2. the module of connection single-chip microcomputer according to claim 1 and PLC experimental bench actuator, it is characterized in that, described input photoelectric coupled circuit (5) comprises the first optocoupler U1 and the first resistance R1, and described first optocoupler U1 comprises the first LED 1 and the first phototriode BG1; Driving power VCC1 connects first resistance R1 one end of the first optocoupler U1, and the first resistance R1 other end connects the positive pole of first LED 1 of the first optocoupler U1, and the negative pole of the first LED 1 connects incoming level signal; First LED 1 and the first phototriode BG1 are encapsulated in the first optocoupler U1, first phototriode BG1 receives light that the first LED 1 sends and is converted to corresponding collector current, export collector current enters the first socket (6) one end as output signal, the first phototriode BG1 grounded emitter.

3. the module of connection single-chip microcomputer according to claim 1 and PLC experimental bench actuator, it is characterized in that, described output photoelectric coupled circuit (8) comprises the second optocoupler U2 and the second resistance R2, the 3rd resistance R3, described output drives (9) to comprise triode VT1, fly-wheel diode VD1 and relay K 1, described second optocoupler U2 comprises the second LED 2 and the second phototriode BG2, and described relay K 1 comprises coil RC1 and contact R L1; + 5V power supply connects second resistance R2 one end of the second optocoupler U2, and the second resistance R2 other end connects the positive pole of second LED 2 of the second optocoupler U2, and the negative pole of the second LED 2 connects incoming level signal; Second LED 2 and the second phototriode BG2 are encapsulated in the second optocoupler U2; The collector electrode of the second phototriode BG2 in the second optocoupler U2 connects one end of the 3rd resistance R3, another termination driving power VCC1 of the 3rd resistance R3, the emitter of the second phototriode BG2 in the second optocoupler U2 is connected with the base stage of triode VT1, triode VT1 grounded emitter; Coil RC1 one end of the collector connecting relay K1 of triode VT1, another termination driving power of the coil RC1 of relay K 1 VCC1; The closed disconnection of the Current Control contact R L1 in the coil RC1 of relay K 1; One end of contact R L1 connects the second banana bin group (10), other end ground connection; Fly-wheel diode VD1 is connected in parallel on the coil RC1 two ends of relay K 1, and negative pole connects power supply, and positive pole connects triode VT1 collector electrode.

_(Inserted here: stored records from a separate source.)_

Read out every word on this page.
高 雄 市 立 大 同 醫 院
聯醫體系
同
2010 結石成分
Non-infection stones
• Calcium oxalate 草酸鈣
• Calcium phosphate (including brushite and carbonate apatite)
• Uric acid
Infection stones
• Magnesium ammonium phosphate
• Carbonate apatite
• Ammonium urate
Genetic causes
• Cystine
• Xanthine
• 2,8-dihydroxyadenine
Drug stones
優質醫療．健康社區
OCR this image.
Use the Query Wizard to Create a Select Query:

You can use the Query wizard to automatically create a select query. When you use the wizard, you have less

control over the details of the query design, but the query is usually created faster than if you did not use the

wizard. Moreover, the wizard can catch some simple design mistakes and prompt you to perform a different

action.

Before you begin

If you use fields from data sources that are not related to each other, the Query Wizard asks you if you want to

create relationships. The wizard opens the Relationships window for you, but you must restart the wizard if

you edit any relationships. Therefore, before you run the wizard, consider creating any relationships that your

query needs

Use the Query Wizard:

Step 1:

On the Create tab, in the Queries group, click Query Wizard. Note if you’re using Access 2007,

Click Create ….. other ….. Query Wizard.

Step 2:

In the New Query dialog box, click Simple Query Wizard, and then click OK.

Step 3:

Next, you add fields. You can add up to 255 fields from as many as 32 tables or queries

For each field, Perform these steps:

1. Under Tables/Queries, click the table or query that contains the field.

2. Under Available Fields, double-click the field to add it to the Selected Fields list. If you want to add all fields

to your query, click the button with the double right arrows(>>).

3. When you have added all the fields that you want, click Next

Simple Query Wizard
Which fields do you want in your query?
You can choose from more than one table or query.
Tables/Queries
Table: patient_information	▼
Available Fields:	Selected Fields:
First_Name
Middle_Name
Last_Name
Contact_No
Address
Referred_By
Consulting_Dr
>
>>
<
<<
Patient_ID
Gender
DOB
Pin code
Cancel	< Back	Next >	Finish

4. the module of connection single-chip microcomputer according to claim 1 and PLC experimental bench actuator, it is characterized in that, described first banana bin group (4) and the second banana bin group (10) all at least comprise a banana bin, described input photoelectric coupled circuit (5), export photoelectric coupled circuit (8) and export drive (9) can parallel connection one or more optical couple isolation drive circuit, for controlling one or more PLC experimental bench actuators switching value simultaneously.

5. the module of connection single-chip microcomputer according to claim 3 and PLC experimental bench actuator, is characterized in that, described triode VT1 is NPN type triode.